Curettage and autogenous bone graft were performed through a cortical fenestration to prevent collapse of the articular surface. The mass was grossly gritty-feeling, firm, solid, and white. Histologic findings showed curvilinear trabeculae of metaplastic woven bone in a hypocellular, fibroblastic stroma (Fig. 3). Osteoblastic rimming was conspicuously absent. The fibroblastic stroma showed low cellularity and consisted of myxoid material in a collagenous matrix. Collections of foam cells with macrophages were also present. A few multinucleate giant cells were present. Fibroblastic proliferation and some foamy macrophages with disorganized bony trabeculae were histological features corresponding to fibrous dysplasia. The lesion did not recur during the 3-year follow-up period.

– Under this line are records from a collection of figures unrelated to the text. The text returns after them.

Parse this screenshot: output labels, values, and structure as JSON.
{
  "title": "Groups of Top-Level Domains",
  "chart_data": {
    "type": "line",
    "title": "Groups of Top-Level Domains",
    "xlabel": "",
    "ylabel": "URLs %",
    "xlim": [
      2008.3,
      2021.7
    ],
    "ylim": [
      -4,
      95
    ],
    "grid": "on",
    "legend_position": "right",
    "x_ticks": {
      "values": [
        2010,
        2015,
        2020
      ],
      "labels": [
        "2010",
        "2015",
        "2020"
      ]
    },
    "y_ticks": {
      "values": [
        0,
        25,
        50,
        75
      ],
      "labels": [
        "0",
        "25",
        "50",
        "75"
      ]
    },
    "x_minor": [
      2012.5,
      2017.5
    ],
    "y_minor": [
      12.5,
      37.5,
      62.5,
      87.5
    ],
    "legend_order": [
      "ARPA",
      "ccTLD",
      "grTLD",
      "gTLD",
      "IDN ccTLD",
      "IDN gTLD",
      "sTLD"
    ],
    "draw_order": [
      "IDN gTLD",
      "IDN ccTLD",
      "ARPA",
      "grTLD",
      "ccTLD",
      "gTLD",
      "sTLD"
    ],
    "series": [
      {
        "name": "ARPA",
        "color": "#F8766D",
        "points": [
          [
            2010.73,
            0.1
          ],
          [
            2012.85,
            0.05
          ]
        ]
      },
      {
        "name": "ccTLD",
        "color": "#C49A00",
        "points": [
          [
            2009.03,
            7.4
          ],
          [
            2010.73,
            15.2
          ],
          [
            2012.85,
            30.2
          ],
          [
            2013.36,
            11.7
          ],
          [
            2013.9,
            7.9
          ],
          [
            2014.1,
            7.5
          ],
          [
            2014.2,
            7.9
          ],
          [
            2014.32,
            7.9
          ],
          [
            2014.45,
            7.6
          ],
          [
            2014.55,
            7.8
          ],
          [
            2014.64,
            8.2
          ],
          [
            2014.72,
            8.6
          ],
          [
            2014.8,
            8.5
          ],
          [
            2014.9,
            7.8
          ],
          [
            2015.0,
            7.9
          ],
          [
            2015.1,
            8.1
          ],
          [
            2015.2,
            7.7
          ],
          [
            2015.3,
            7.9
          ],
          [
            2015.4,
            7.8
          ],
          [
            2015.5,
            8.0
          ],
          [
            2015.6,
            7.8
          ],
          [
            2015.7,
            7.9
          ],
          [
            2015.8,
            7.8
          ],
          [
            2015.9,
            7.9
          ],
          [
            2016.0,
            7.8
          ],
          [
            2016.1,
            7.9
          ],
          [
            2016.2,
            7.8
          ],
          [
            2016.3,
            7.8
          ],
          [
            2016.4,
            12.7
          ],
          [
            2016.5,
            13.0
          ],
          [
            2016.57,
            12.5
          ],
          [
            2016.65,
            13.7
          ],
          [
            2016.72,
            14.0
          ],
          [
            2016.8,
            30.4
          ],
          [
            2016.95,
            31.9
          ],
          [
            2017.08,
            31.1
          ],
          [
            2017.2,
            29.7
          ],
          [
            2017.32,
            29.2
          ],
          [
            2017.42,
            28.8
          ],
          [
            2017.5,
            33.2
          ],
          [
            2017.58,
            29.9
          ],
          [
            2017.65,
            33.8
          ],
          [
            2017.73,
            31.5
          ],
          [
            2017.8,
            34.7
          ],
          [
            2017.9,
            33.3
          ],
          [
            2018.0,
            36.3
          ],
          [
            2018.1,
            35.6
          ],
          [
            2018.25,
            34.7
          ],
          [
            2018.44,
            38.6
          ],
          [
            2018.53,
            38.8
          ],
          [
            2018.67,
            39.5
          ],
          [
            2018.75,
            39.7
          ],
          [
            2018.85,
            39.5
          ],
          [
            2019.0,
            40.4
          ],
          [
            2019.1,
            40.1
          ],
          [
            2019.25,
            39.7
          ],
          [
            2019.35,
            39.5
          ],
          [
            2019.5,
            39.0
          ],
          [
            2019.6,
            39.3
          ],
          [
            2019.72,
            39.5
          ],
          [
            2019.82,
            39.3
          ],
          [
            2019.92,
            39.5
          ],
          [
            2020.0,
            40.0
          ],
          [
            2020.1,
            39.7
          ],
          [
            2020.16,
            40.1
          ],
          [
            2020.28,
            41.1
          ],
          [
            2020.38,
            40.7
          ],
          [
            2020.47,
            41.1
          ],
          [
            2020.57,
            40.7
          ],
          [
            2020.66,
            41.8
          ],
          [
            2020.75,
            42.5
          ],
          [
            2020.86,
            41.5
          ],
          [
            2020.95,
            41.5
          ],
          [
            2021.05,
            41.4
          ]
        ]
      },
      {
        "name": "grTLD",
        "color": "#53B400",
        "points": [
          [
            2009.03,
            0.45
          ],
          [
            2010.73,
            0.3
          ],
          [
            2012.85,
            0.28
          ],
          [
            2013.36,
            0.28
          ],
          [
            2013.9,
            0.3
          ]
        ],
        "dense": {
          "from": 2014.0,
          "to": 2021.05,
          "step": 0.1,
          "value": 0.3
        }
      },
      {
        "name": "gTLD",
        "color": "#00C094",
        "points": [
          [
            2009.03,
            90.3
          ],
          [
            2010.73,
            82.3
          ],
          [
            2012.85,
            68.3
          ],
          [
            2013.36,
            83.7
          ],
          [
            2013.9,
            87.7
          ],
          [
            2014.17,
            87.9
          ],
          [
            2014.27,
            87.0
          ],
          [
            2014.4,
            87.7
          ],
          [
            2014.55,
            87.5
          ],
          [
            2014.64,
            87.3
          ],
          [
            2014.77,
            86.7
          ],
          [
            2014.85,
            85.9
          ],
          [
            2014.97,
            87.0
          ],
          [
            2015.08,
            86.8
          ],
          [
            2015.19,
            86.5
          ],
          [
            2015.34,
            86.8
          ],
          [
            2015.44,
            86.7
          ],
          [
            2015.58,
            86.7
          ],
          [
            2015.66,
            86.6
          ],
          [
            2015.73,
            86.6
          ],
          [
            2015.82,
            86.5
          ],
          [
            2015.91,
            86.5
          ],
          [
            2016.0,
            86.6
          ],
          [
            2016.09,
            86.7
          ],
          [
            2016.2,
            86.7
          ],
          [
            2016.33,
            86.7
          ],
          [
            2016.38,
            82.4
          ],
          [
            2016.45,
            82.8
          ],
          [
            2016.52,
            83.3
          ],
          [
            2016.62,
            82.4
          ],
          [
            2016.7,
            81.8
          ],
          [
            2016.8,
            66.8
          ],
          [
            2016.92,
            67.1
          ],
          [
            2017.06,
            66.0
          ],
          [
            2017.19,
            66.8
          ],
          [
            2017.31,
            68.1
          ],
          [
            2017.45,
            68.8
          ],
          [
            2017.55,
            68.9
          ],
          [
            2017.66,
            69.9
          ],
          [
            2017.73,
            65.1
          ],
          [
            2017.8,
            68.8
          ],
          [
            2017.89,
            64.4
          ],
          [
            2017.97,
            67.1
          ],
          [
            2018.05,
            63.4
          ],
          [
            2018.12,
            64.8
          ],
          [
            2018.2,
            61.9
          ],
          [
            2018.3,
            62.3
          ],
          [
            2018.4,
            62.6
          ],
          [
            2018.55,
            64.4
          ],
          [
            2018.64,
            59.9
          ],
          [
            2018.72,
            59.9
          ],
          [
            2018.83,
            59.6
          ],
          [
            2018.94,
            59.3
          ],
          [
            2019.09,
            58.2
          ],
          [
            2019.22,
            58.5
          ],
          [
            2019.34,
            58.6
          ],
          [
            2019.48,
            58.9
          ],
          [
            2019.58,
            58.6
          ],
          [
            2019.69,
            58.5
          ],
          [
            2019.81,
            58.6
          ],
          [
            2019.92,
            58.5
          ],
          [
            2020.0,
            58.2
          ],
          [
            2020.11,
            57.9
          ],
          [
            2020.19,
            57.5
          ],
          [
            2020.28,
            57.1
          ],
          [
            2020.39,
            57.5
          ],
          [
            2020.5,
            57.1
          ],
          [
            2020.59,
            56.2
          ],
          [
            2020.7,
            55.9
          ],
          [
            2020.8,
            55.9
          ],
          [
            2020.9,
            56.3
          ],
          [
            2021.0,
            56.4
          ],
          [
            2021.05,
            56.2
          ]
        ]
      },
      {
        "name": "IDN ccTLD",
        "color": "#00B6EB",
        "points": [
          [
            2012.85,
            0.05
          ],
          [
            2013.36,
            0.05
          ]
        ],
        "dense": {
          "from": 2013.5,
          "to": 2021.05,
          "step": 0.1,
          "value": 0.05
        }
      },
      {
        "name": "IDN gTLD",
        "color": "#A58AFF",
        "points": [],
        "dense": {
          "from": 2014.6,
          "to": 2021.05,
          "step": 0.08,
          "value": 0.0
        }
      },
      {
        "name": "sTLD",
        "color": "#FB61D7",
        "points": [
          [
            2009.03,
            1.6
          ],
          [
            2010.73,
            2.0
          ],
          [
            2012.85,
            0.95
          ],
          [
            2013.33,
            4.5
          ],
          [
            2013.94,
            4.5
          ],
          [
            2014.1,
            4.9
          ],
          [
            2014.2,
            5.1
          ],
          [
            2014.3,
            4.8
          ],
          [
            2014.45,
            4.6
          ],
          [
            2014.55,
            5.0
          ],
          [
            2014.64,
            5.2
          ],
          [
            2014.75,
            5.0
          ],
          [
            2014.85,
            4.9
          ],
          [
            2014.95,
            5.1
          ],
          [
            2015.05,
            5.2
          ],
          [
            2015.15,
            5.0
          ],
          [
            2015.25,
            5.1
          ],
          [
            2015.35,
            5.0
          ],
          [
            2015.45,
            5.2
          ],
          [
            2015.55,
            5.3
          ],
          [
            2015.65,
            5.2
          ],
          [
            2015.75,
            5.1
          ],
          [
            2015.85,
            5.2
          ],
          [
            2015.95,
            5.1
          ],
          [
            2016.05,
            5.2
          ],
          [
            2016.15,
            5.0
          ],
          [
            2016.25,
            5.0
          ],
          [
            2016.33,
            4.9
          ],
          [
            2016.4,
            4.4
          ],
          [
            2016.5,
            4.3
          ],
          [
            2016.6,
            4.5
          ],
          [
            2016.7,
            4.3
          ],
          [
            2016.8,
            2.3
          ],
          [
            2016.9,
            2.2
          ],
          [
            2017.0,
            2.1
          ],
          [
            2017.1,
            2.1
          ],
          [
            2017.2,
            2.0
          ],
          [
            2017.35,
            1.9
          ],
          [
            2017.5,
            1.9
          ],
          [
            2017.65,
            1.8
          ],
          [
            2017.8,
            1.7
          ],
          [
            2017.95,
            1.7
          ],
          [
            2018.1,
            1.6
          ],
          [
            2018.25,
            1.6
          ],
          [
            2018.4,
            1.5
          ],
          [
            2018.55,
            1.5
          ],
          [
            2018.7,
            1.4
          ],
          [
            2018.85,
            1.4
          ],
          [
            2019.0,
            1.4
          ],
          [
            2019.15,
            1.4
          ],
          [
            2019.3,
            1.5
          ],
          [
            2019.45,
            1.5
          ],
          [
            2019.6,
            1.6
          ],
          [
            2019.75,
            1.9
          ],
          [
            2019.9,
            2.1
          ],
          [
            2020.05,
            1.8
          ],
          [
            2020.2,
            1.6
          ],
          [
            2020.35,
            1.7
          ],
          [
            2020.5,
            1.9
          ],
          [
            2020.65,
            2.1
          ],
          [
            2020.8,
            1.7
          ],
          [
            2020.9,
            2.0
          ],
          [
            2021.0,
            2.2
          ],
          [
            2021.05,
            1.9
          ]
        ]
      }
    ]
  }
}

Fibrous dysplasia accounts for 5%–7% of all benign bone tumors1) and may involve one bone (monostotic) or multiple bones (polyostotic). Although any bone may be affected, fibrous dysplasia is typically found in the diaphyses or the metaphyses in cases affecting long bones. Some authors have reported cases of polyostotic fibrous dysplasia involving the epiphyses2,3). However, epiphyseal involvement in monostotic fibrous dysplasia is extremely rare. To our knowledge, involvement of the distal femoral epiphysis, as in our subject, has not been previously reported. Monostotic fibrous dysplasia usually manifests between 20 and 30 years of age and most commonly affects the femurs or the ribs4,5). Monostotic lesions are generally asymptomatic and incidentally discovered1). However, they often enlarge in proportion to skeletal growth6). Diagnosis is usually based on clinical, radiographic, and histopathologic features7). On simple radiographs, fibrous dysplasia presents as a well-marginated peripheral sclerotic bone lesion; it shows a variety of patterns, which may be lucent, sclerotic, or mixed, or may have the appearance of ground glass, depending on the amount of bone trabeculae and fibrous elements. Differential diagnoses for such lesions should include epiphyseal lesions such as chondroblastoma, chondomyxoid fibroma, or giant cell tumor. Chondroblastoma is usually seen as a well-defined radiolucent lesion, with a margin that is either smooth or lobulated, and a thin sclerotic rim. However, intralesional calcification can be seen in up to 40%–60% of cases8,9). Chondromyxoid fibroma is often seen as a lobulated, eccentric radiolucent lesion, mostly with a well-defined sclerotic margin. Septation is seen in about 50% of cases and matrix calcification may also be present10). Giant cell tumor is usually lytic, eccentric, and often lacks a sclerotic rim. However, unusual variants may render radiographic diagnosis difficult, definite a diagnosis should be based on pathologic findings, especially in cases such as this one.
Although most cases of fibrous dysplasia are asymptomatic and do not progress with age, and thus do not require surgical treatment, juxta-articular lesions in weight-bearing joints, as in our case, may need a surgical treatment to prevent articular surface collapse leading to deterioration of joint function.